7.31.2017

an open letter to loblaw: greed is not good -- especially for public relations

Loblaw Companies Limited
1 President's Choice Circle
Brampton, Ontario, L6Y 5S5
Attention: LCL Customer Relations Centre

Dear Loblaw Ltd.:

I am a Loblaw customer and I was extremely disappointed by recent public statements made by Loblaw CEO Galen Weston, Jr., regarding the proposed raise of the minimum wage in Ontario. Mr. Weston claimed that the proposed wage hikes will result in higher prices and more self-checkout aisles, and speaks about labour costs "ballooning" by $190 million.*

Mr. Weston clearly values Loblaw's shareholders more than it cares about its customers. When I spend my hard-earned money, I don't think it's too much to ask the store to provide check-out and bagging, and for there to be adequate staff on-hand to minimize time spent waiting in line. Instead, Mr. Weston implies that if the minimum wage is increased, I will be forced to provide his very profitable company with free labour by doing my own checkout.

When a company posts $990 million in profit in one year (2016), it is reasonable to expect it to raise employees' wages, provide more hours (which means better service for customers), and consistent scheduling.

I can imagine that Mr. Weston, who is the second-richest person in Canada, does not understand what it's like to (try to) survive on a part-time, minimum-wage job. Not only is the wage well below a basic standard of living, but hours are inadequate, ensuring the need for a second job. Inconsistent scheduling makes it impossible for workers to hold a second job -- or to attend school, which might increase their chances of ever earning more than minimum wage! By paying minimum wage and offering only precarious work, Loblaw contributes to poverty in Canada.

And then there's the company's image. From a public relations point of view, wouldn't it be smarter for Mr. Weston to champion the minimum-wage increase, and voice its concern for its employees, rather than whining about the cost of running his wildly profitable business? Mr. Weston would do well to listen to Toronto Star business columnist Jennifer Wells, who reminds him "that the company’s people are assets, not just a cost centre". (It's an excellent column: I hope Mr. Weston will read it.)

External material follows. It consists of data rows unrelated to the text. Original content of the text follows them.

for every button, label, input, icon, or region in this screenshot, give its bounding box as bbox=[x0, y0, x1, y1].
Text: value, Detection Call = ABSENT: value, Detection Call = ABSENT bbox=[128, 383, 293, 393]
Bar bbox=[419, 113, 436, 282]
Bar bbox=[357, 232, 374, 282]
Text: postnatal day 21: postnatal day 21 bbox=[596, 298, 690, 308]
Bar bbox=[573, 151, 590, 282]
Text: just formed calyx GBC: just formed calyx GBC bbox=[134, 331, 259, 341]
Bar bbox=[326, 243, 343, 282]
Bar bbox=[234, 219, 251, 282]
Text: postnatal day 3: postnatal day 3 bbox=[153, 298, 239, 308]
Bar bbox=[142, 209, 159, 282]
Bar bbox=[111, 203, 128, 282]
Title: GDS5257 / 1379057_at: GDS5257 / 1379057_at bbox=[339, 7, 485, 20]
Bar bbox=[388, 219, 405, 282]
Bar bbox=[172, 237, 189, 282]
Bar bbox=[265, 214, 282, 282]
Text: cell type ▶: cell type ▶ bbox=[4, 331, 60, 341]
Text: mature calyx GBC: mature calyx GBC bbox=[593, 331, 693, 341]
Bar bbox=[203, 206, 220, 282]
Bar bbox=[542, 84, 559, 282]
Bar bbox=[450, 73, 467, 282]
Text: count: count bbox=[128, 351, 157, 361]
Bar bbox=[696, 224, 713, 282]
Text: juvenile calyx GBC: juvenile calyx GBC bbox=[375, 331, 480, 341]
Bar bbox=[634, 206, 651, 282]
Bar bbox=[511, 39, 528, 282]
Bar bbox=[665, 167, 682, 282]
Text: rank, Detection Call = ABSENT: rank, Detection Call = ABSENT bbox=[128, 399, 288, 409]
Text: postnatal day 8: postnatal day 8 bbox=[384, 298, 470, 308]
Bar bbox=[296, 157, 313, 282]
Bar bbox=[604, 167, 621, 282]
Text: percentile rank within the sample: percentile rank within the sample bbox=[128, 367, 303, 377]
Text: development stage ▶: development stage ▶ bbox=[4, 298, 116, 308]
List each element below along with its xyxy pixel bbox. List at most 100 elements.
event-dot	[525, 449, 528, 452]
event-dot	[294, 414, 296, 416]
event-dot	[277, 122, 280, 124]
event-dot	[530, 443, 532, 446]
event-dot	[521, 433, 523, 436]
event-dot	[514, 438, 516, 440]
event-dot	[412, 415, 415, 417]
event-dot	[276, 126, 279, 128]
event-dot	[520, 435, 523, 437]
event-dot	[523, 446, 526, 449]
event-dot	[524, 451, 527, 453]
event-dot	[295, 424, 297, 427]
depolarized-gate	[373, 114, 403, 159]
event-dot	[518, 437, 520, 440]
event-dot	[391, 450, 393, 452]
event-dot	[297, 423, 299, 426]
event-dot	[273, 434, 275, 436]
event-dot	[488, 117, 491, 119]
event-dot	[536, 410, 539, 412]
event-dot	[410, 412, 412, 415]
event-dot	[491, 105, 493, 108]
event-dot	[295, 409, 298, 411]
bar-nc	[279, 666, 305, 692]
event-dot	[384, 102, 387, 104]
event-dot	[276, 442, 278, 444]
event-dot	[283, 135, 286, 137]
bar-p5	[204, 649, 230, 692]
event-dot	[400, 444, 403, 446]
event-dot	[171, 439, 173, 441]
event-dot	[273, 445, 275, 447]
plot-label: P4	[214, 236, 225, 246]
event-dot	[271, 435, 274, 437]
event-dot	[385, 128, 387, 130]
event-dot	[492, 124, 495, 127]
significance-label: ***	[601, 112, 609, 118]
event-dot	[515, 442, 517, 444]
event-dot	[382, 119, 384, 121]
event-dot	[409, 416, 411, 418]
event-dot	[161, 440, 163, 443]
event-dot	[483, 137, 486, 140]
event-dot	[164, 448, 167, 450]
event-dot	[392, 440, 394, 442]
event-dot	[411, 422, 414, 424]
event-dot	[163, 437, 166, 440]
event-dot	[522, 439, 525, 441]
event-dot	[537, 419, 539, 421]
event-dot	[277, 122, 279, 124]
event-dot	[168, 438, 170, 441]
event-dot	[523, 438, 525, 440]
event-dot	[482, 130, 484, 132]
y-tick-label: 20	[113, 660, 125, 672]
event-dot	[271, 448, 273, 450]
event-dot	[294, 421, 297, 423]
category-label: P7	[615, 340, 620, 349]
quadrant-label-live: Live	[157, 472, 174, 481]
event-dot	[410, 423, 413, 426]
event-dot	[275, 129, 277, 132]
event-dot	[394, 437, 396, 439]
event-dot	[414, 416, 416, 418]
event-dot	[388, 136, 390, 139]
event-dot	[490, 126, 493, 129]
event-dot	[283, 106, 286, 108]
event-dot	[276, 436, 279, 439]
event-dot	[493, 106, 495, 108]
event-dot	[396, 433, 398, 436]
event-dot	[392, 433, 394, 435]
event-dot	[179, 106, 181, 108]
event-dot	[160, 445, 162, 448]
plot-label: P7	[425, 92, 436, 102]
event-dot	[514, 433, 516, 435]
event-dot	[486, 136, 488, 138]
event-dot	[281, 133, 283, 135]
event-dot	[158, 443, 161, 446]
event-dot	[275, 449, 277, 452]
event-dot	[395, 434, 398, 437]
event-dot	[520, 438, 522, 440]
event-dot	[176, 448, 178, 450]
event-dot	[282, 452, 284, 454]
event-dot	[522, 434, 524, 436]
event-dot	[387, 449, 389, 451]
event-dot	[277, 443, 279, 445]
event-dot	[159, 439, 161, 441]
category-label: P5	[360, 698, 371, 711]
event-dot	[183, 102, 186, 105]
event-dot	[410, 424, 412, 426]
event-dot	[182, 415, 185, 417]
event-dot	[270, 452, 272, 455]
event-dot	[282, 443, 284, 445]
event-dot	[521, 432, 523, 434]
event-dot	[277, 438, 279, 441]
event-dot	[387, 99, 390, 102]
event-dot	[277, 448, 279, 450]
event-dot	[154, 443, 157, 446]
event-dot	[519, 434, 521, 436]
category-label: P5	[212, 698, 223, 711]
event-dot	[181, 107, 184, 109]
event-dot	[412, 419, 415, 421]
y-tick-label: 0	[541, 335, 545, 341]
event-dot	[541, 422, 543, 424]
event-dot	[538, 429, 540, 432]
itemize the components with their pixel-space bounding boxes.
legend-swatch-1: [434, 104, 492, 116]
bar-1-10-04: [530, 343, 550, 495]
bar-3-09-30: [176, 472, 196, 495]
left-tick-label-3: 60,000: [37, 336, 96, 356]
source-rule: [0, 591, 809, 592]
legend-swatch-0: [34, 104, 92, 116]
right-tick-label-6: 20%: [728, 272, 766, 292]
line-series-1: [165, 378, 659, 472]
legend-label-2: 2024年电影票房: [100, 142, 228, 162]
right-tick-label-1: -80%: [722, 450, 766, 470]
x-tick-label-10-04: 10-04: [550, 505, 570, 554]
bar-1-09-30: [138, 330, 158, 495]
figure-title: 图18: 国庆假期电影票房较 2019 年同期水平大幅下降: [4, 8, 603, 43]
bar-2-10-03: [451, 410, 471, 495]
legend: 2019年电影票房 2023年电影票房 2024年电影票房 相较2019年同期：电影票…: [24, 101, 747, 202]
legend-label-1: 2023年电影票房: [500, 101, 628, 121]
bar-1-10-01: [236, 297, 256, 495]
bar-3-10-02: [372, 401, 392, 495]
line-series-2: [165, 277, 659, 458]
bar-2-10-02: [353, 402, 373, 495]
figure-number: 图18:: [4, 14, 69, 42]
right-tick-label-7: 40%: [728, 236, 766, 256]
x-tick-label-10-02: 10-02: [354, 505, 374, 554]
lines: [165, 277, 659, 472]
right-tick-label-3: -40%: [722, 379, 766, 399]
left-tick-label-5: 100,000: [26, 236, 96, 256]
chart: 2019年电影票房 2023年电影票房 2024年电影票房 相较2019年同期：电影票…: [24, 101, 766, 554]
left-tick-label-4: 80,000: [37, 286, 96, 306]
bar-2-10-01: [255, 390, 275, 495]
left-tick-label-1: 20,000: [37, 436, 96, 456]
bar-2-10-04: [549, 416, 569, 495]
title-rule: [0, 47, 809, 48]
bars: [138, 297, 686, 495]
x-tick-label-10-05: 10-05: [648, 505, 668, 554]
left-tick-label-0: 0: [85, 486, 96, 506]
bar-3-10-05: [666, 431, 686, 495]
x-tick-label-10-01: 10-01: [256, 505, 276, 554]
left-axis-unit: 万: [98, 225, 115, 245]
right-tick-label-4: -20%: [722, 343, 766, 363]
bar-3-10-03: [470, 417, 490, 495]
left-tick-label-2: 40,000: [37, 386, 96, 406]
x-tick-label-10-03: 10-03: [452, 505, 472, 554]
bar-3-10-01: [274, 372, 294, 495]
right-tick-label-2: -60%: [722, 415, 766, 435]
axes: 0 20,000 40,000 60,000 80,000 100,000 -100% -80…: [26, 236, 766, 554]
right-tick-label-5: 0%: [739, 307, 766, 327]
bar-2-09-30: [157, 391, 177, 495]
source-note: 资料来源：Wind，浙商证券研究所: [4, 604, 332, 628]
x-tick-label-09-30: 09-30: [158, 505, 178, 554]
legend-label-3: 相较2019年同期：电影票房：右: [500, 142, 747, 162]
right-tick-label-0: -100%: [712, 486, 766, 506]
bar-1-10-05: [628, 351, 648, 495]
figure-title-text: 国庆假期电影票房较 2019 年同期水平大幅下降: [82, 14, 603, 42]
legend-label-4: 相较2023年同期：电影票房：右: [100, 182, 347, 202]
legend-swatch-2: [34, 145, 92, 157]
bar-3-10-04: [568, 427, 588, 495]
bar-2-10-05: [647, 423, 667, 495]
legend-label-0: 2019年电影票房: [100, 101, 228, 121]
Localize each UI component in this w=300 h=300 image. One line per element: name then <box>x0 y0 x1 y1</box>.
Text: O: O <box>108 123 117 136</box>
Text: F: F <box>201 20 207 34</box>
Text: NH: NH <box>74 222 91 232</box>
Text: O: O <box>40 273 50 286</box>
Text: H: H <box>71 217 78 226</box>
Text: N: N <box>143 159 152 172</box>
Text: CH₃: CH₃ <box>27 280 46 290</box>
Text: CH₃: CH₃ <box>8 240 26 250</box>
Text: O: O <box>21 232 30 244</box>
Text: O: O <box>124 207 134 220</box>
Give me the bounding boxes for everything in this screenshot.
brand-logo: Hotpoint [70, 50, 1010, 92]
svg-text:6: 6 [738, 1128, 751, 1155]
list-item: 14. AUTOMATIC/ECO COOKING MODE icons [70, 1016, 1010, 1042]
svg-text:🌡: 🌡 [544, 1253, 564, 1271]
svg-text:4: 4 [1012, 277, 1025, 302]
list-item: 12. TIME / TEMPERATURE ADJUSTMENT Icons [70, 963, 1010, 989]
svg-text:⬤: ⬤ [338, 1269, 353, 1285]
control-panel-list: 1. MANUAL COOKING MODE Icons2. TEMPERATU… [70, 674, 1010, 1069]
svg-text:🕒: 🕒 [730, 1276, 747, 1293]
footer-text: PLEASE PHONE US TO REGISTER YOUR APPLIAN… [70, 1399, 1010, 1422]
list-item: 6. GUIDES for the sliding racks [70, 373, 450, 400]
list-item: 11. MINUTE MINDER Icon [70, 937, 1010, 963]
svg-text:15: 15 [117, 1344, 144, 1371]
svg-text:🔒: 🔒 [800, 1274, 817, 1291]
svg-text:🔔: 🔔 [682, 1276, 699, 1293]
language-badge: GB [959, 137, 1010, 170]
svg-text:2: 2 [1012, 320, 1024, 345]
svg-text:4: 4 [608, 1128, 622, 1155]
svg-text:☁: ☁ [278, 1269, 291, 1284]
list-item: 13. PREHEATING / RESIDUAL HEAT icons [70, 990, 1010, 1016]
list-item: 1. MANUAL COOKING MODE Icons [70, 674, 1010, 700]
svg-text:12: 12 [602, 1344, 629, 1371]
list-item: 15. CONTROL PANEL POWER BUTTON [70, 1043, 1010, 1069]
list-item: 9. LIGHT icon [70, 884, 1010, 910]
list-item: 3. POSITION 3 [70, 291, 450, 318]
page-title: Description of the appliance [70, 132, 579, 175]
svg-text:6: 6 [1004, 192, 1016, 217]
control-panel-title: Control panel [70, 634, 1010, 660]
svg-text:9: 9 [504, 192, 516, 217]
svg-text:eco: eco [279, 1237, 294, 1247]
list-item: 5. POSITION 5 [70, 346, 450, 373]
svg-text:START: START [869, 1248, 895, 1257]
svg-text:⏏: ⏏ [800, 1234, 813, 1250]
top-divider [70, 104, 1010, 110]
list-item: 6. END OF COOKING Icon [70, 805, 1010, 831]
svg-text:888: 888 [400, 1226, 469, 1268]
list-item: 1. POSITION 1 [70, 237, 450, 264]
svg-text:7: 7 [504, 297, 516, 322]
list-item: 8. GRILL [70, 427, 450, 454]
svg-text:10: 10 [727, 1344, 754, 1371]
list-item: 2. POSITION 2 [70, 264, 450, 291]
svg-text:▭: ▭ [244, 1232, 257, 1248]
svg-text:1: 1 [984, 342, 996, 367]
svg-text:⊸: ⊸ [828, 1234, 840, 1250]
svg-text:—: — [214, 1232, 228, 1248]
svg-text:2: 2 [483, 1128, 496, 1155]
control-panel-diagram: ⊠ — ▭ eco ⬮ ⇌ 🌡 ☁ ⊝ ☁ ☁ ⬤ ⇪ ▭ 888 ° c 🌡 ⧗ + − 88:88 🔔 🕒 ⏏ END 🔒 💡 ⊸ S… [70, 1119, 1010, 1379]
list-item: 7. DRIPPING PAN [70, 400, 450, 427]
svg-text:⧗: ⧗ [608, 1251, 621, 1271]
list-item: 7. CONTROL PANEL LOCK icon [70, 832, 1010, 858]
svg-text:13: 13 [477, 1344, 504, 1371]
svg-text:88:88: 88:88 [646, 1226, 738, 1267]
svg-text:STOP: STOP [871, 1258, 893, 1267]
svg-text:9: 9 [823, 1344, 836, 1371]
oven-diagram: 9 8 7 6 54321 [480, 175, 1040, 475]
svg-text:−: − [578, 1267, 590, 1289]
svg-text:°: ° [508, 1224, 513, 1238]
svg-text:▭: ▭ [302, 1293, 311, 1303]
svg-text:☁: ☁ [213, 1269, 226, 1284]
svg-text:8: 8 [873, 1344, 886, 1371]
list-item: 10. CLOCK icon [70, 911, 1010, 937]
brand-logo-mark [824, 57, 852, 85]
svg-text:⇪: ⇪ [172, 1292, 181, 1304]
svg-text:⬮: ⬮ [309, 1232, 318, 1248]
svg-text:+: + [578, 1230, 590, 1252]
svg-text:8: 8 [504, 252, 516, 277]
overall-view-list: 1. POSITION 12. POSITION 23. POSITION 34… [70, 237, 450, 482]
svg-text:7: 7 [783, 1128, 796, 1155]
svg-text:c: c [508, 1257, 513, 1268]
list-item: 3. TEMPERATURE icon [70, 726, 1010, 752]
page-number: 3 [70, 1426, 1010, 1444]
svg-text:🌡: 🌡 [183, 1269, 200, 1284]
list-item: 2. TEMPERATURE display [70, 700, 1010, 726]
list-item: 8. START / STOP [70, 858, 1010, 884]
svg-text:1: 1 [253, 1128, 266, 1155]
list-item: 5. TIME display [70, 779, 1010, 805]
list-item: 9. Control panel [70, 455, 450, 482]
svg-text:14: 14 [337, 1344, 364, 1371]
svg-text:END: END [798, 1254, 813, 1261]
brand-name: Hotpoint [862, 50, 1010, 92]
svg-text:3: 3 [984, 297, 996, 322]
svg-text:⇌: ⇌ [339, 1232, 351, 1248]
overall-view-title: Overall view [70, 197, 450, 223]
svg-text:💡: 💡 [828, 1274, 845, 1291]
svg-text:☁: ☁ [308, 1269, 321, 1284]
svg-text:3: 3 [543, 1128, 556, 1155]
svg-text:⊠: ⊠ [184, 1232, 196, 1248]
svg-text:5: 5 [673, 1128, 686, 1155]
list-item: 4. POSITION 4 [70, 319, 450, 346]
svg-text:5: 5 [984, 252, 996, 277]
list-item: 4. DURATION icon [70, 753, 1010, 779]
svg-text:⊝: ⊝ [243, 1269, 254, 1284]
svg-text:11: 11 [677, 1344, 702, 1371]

It's not too late for Mr. Weston to salvage the company's public image. I look forward to reading his retraction and apology, and Loblaw's support for more fair and livable employment laws in Ontario.

Sincerely,

Laura Kaminker
Mississauga, Ontario



* Although the word "ballooning" is not quoted directly, every media story about Mr. Weston's statement uses it -- not a coincidence. I was unable to locate the media release online.